И вот вам, не имеющей на руках ни единого документа, но подписавшей все надлежащие документы на сдачу всех своих квартирных прав, ничего другого не остается, как сидеть на полученных двадцати метрах и не рыпаться. Сидеть и ждать решения своей дальнейшей судьбы. Ждать пришлось недолго. Как только закончилась канитель с расселением вашей дочери, вы получили странную телеграмму от промежуточной владелицы вашей новой квартиры Плюшкиной, на имя которой и оформляют «ликвидаторы» все новые квартиры, пока идет расселение старого дома. А вам и обратиться некуда, так как телефон фирмы, опубликованный в справочнике, оказывается «мертвым», у Наташи Сайгак мобильник, который на ваши звонки не реагирует, на саму же фирму вас не пускает вооруженная охрана, и пропуск для вас не заказывают. Итак, Плюшкина требует, чтобы вы немедленнно освободили её квартиру, а в вашем паспорте уже стоит штамп о выписке вас из вашей бывшей квартиры, но нет штампа о новой прописке, как нет и прочих документов о ваших правах на новую квартиру. Все они обещаны «ликвидаторами», но так и не выданы. Вы обращаетесь напрямую к начальнику милиции вашего района, и, о чудо, в три дня вам оформляют и свидетельство на собственность, и прописку на новой жилплощади. Ликуем? Справедливость торжествует, не так ли? Вроде так. Но рано радуемся. От вас требуется, ни много, ни мало, как «оставить в покое» вашу расчудесную внучку, плод восьмилетнего труда. Сайгак сообщает это решение «ликвидаторов» через вашу неразумную дочь.
– Вы столь осведомлены? Как это неприятно.
– Ибо уже известно, что вы этого никогда не сделаете по двум причинам: и потому, что вложили в её воспитание свою душу и сердце, и потому, что с вашей дочерью в последние несколько лет стали твориться какие-то невероятные вещи. Все, что она делала, было как бы во вред и самой себе, и своим детям, и вам, конечно же.

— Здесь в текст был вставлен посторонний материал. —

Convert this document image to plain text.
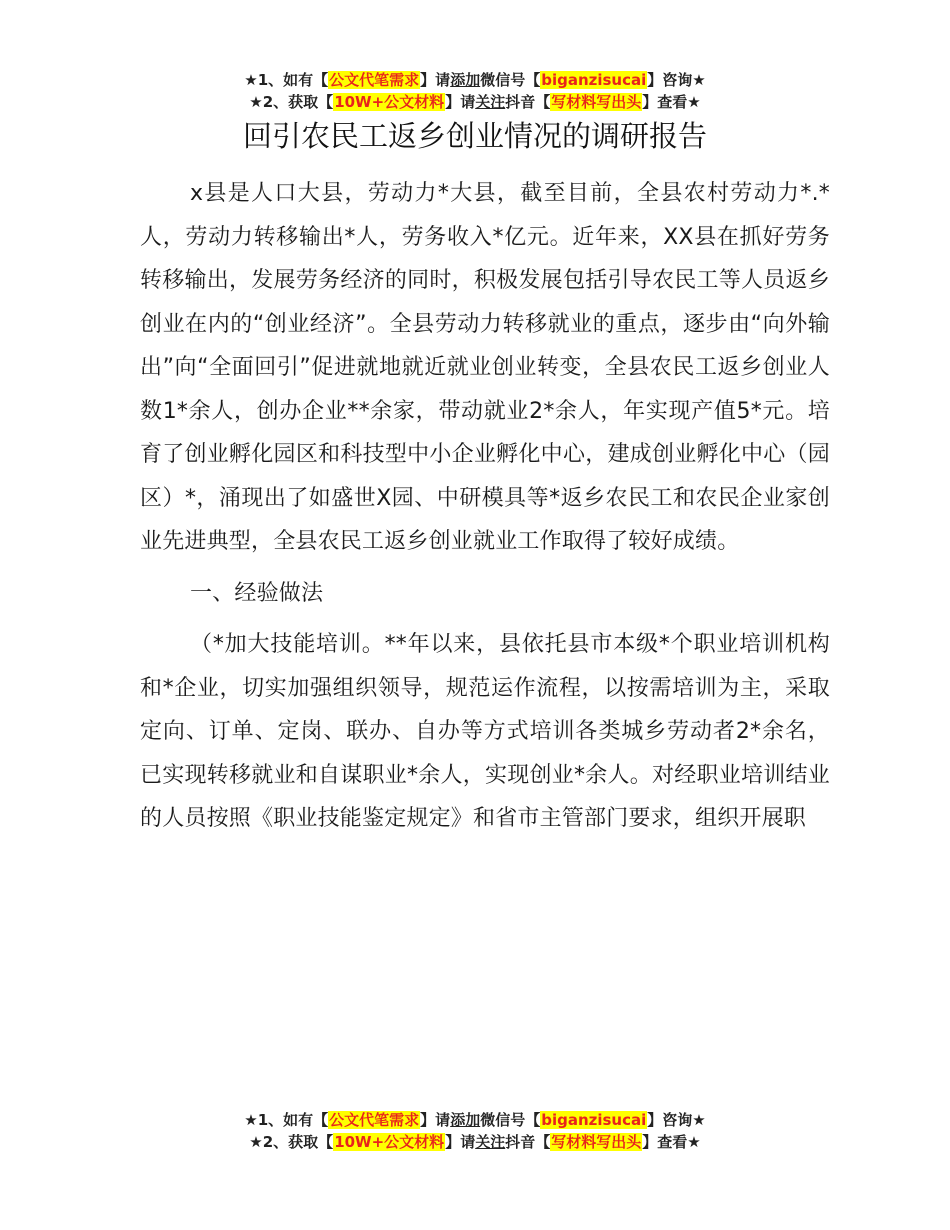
★1、如有【公文代笔需求】请添加微信号【biganzisucai】咨询★
★2、获取【10W+公文材料】请关注抖音【写材料写出头】查看★
回引农民工返乡创业情况的调研报告

x县是人口大县，劳动力*大县，截至目前，全县农村劳动力*.*人，劳动力转移输出*人，劳务收入*亿元。近年来，XX县在抓好劳务转移输出，发展劳务经济的同时，积极发展包括引导农民工等人员返乡创业在内的“创业经济”。全县劳动力转移就业的重点，逐步由“向外输出”向“全面回引”促进就地就近就业创业转变，全县农民工返乡创业人数1*余人，创办企业**余家，带动就业2*余人，年实现产值5*元。培育了创业孵化园区和科技型中小企业孵化中心，建成创业孵化中心（园区）*，涌现出了如盛世X园、中研模具等*返乡农民工和农民企业家创业先进典型，全县农民工返乡创业就业工作取得了较好成绩。

一、经验做法

（*加大技能培训。**年以来，县依托县市本级*个职业培训机构和*企业，切实加强组织领导，规范运作流程，以按需培训为主，采取定向、订单、定岗、联办、自办等方式培训各类城乡劳动者2*余名，已实现转移就业和自谋职业*余人，实现创业*余人。对经职业培训结业的人员按照《职业技能鉴定规定》和省市主管部门要求，组织开展职

★1、如有【公文代笔需求】请添加微信号【biganzisucai】咨询★
★2、获取【10W+公文材料】请关注抖音【写材料写出头】查看★
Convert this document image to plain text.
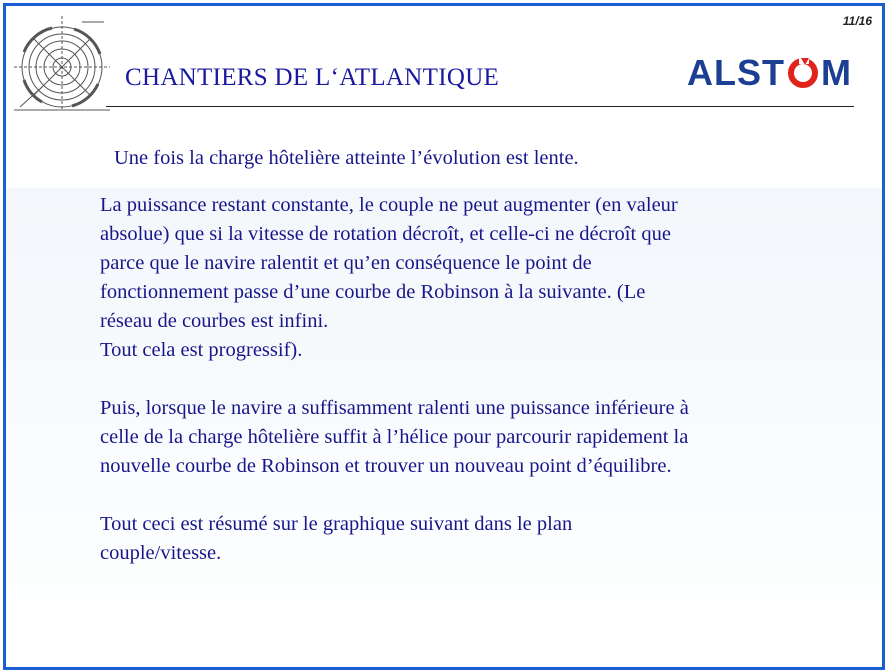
11/16
CHANTIERS DE L‘ATLANTIQUE	ALST M
Une fois la charge hôtelière atteinte l’évolution est lente.
La puissance restant constante, le couple ne peut augmenter (en valeur
absolue) que si la vitesse de rotation décroît, et celle-ci ne décroît que
parce que le navire ralentit et qu’en conséquence le point de
fonctionnement passe d’une courbe de Robinson à la suivante. (Le
réseau de courbes est infini.
Tout cela est progressif).
Puis, lorsque le navire a suffisamment ralenti une puissance inférieure à
celle de la charge hôtelière suffit à l’hélice pour parcourir rapidement la
nouvelle courbe de Robinson et trouver un nouveau point d’équilibre.
Tout ceci est résumé sur le graphique suivant dans le plan
couple/vitesse.
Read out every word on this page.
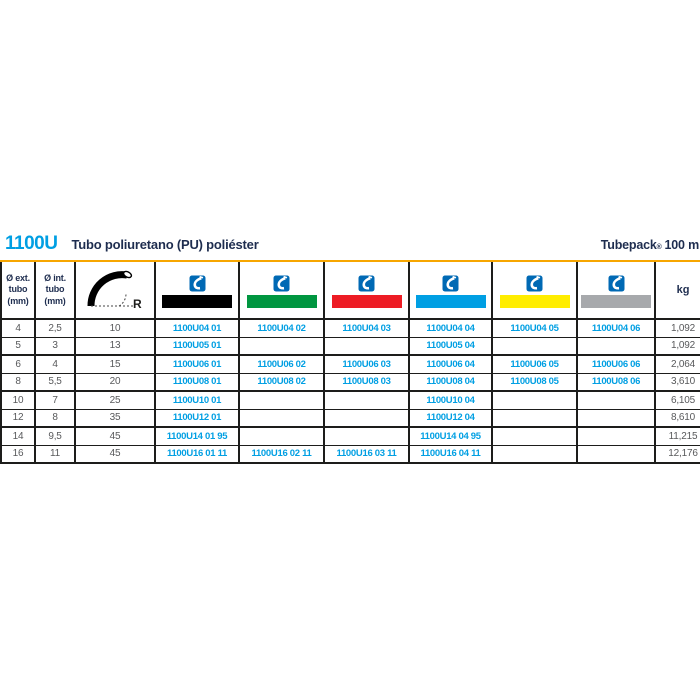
1100U Tubo poliuretano (PU) poliéster	Tubepack® 100 m
Ø ext.
tubo
(mm)	Ø int.
tubo
(mm)	R							kg
4	2,5	10	1100U04 01	1100U04 02	1100U04 03	1100U04 04	1100U04 05	1100U04 06	1,092
5	3	13	1100U05 01			1100U05 04			1,092
6	4	15	1100U06 01	1100U06 02	1100U06 03	1100U06 04	1100U06 05	1100U06 06	2,064
8	5,5	20	1100U08 01	1100U08 02	1100U08 03	1100U08 04	1100U08 05	1100U08 06	3,610
10	7	25	1100U10 01			1100U10 04			6,105
12	8	35	1100U12 01			1100U12 04			8,610
14	9,5	45	1100U14 01 95			1100U14 04 95			11,215
16	11	45	1100U16 01 11	1100U16 02 11	1100U16 03 11	1100U16 04 11			12,176
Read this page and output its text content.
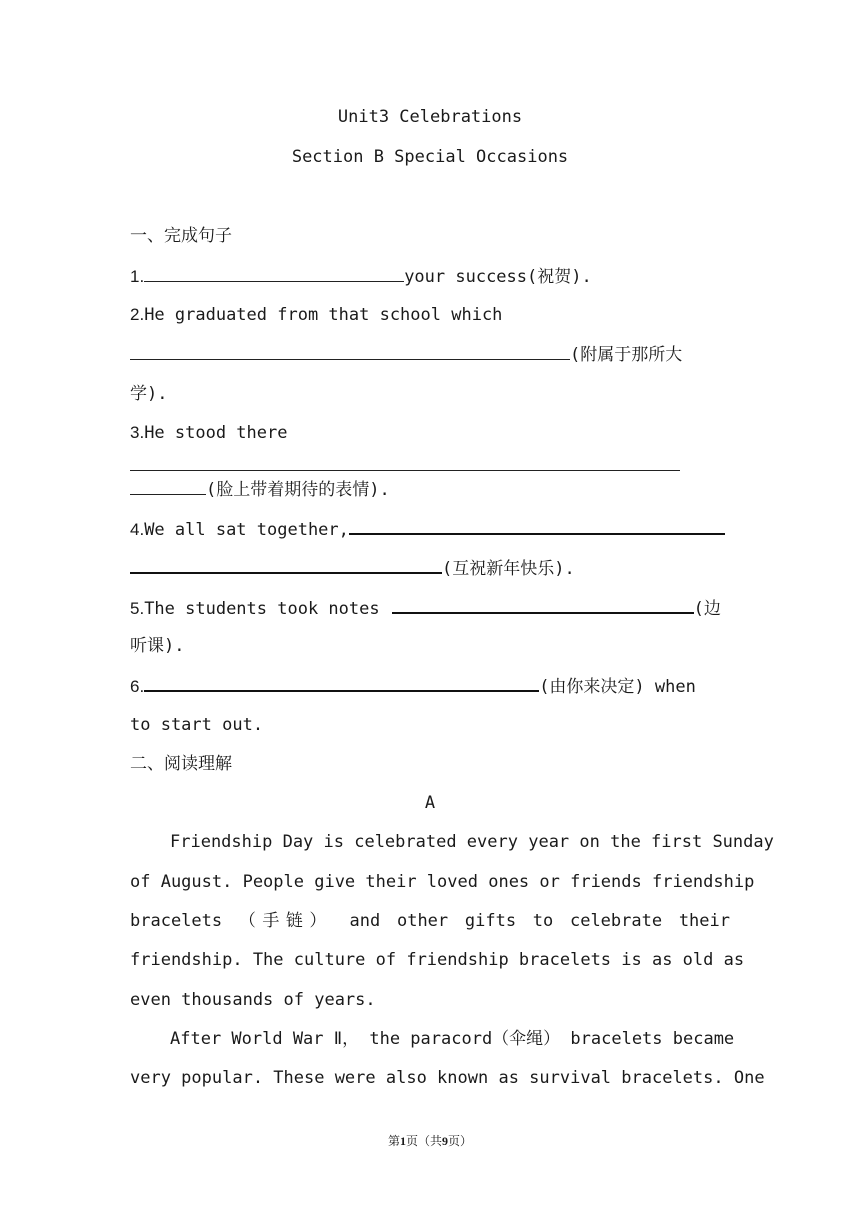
Unit3 Celebrations
Section B Special Occasions
一、完成句子
1.	your success(祝贺).
2.He graduated from that school which
(附属于那所大
学).
3.He stood there
(脸上带着期待的表情).
4.We all sat together,
(互祝新年快乐).
5.The students took notes	(边
听课).
6.	(由你来决定) when
to start out.
二、阅读理解
A
Friendship Day is celebrated every year on the first Sunday
of August. People give their loved ones or friends friendship
bracelets （手链） and other gifts to celebrate their
friendship. The culture of friendship bracelets is as old as
even thousands of years.
After World War Ⅱ， the paracord（伞绳） bracelets became
very popular. These were also known as survival bracelets. One
第1页（共9页）
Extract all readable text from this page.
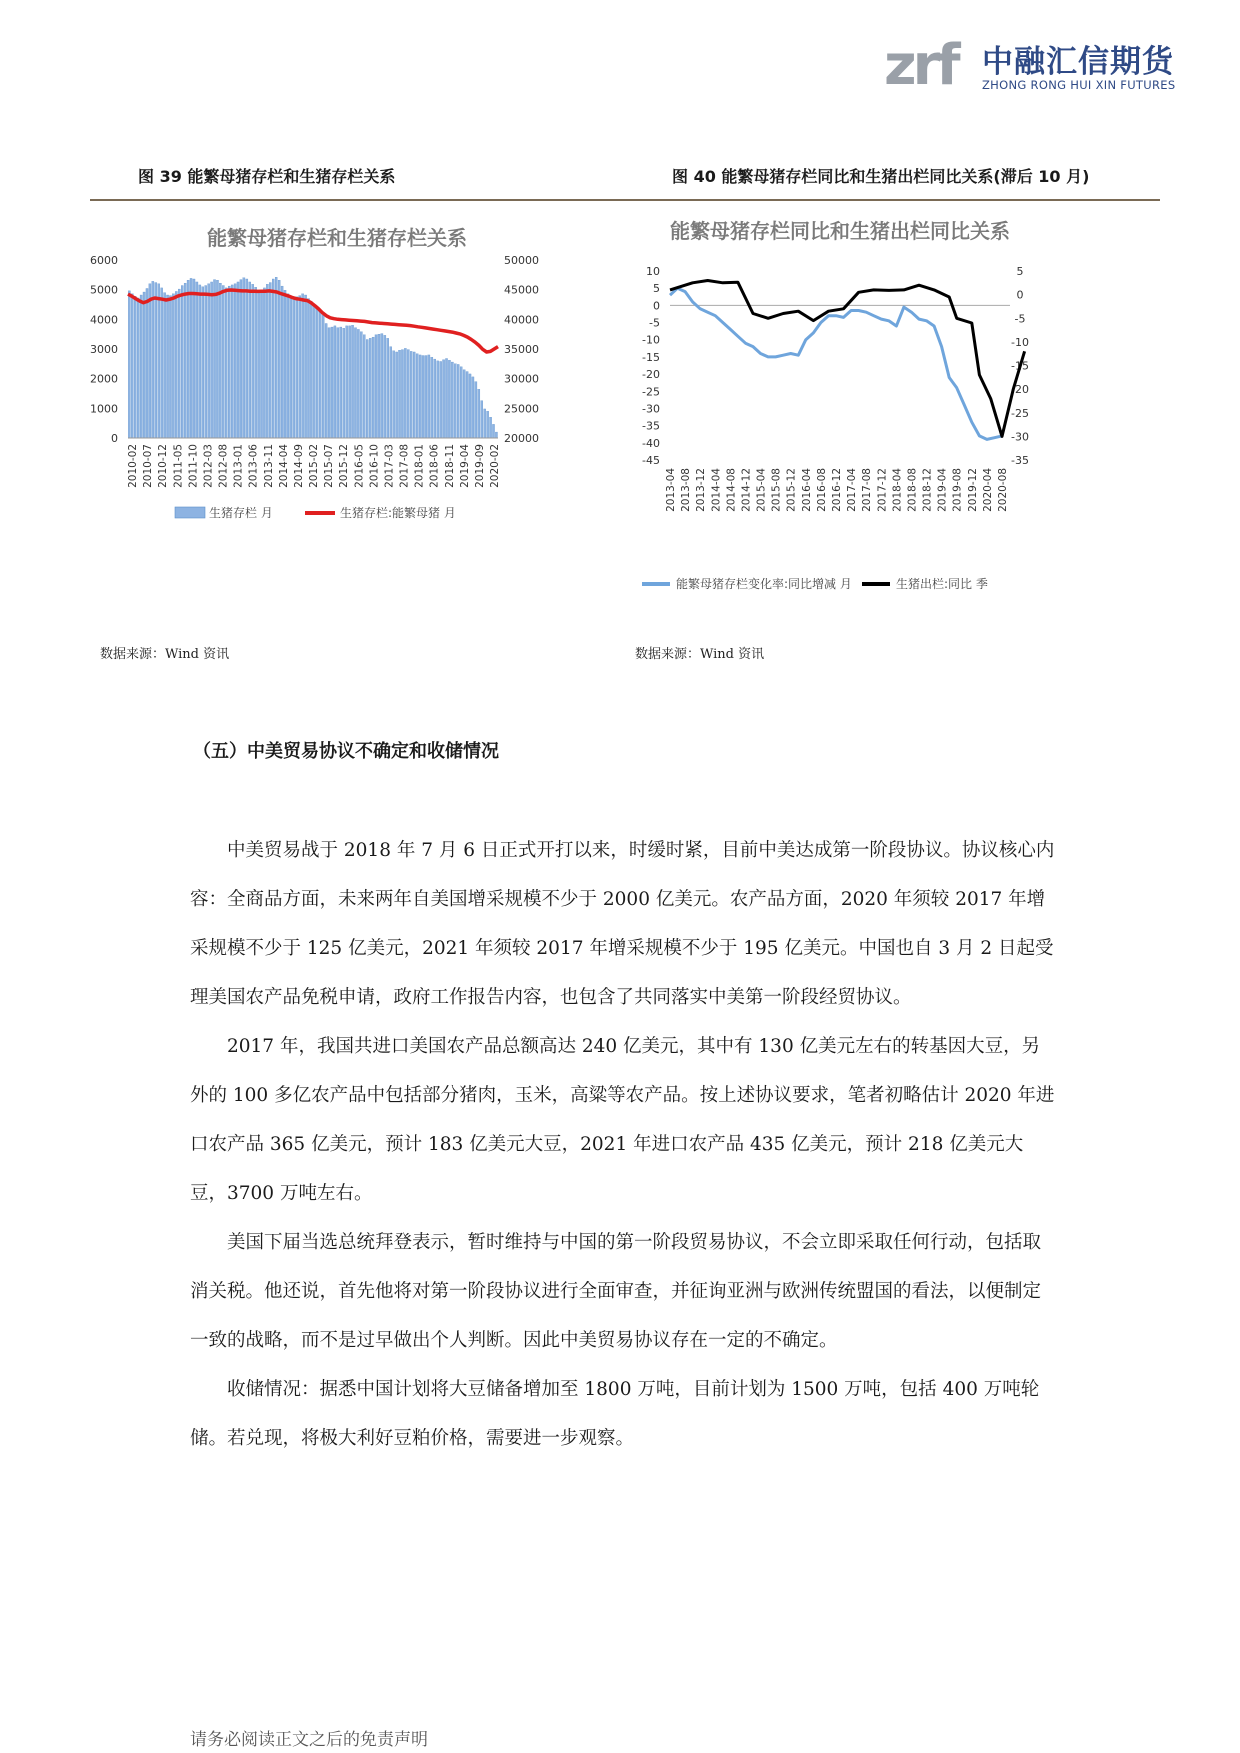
zrf 中融汇信期货
ZHONG RONG HUI XIN FUTURES
图 39 能繁母猪存栏和生猪存栏关系	图 40 能繁母猪存栏同比和生猪出栏同比关系(滞后 10 月)
能繁母猪存栏和生猪存栏关系
0
1000
2000
3000
4000
5000
6000
20000
25000
30000
35000
40000
45000
50000
2010-02 2010-07 2010-12 2011-05 2011-10 2012-03 2012-08 2013-01 2013-06 2013-11 2014-04 2014-09 2015-02 2015-07 2015-12 2016-05 2016-10 2017-03 2017-08 2018-01 2018-06 2018-11 2019-04 2019-09 2020-02
生猪存栏 月	生猪存栏:能繁母猪 月
能繁母猪存栏同比和生猪出栏同比关系
10
5
0
-5
-10
-15
-20
-25
-30
-35
-40
-45
5
0
-5
-10
-15
-20
-25
-30
-35
2013-04 2013-08 2013-12 2014-04 2014-08 2014-12 2015-04 2015-08 2015-12 2016-04 2016-08 2016-12 2017-04 2017-08 2017-12 2018-04 2018-08 2018-12 2019-04 2019-08 2019-12 2020-04 2020-08
能繁母猪存栏变化率:同比增减 月	生猪出栏:同比 季
数据来源：Wind 资讯	数据来源：Wind 资讯
（五）中美贸易协议不确定和收储情况

中美贸易战于 2018 年 7 月 6 日正式开打以来，时缓时紧，目前中美达成第一阶段协议。协议核心内容：全商品方面，未来两年自美国增采规模不少于 2000 亿美元。农产品方面，2020 年须较 2017 年增采规模不少于 125 亿美元，2021 年须较 2017 年增采规模不少于 195 亿美元。中国也自 3 月 2 日起受理美国农产品免税申请，政府工作报告内容，也包含了共同落实中美第一阶段经贸协议。

2017 年，我国共进口美国农产品总额高达 240 亿美元，其中有 130 亿美元左右的转基因大豆，另外的 100 多亿农产品中包括部分猪肉，玉米，高粱等农产品。按上述协议要求，笔者初略估计 2020 年进口农产品 365 亿美元，预计 183 亿美元大豆，2021 年进口农产品 435 亿美元，预计 218 亿美元大豆，3700 万吨左右。

美国下届当选总统拜登表示，暂时维持与中国的第一阶段贸易协议，不会立即采取任何行动，包括取消关税。他还说，首先他将对第一阶段协议进行全面审查，并征询亚洲与欧洲传统盟国的看法，以便制定一致的战略，而不是过早做出个人判断。因此中美贸易协议存在一定的不确定。

收储情况：据悉中国计划将大豆储备增加至 1800 万吨，目前计划为 1500 万吨，包括 400 万吨轮储。若兑现，将极大利好豆粕价格，需要进一步观察。

请务必阅读正文之后的免责声明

– И это правда, как это ни горько признать. Она очень изменилась за последние пять лет. Впечатление такое, что её поведением кто-то управляет извне. Она никогда раньше не была злой, жадной, нескромной. Потом этот неудачный брак с больным человеком… Только после рождения сына мы узнали от свекра…
– Что муж дочери – параноик, страдающий навязчивой идеей ненависти к женщинам? Только когда умерла его мать, отец рассказал всю правду о том, что происходило у них дома, за плотно закрытыми дверями?
– Боже мой, это-то откуда вам известно… Скажите мне всю правду!
– Всей правды не знает никто. Оно, может, и к лучшему. И не смотрите на меня так удивленно. Слушайте же вот это. Вы должны это знать. Для меня это важно.
Он включил прослушивание.
– Что это?
– Это видеозапись разговора с лучшей подругой вашей дочери. На экране появилась женщина с маскировочной мозаикой на лице.
Однако голос легко узнавался.
«…После этого она стала ещё и боязливой. Стала бояться людей, общества, ведь никто не мог оказать помощи, никто! Милиция всегда верила ему, её мужу, в суде не брали заявление, зачем вам его ещё больше озлоблять? А соседи… Посочувствовать они, конечно, могли, но не более. А после истории с расселением она стала ещё и неадекватной, как теперь говорят. Вот сейчас делает всё, чтобы не дать дочке заниматься музыкой. Глупость жуткая, но разубедить её никак не получается. Якобы у девочки не остается времени на уборку квартиры.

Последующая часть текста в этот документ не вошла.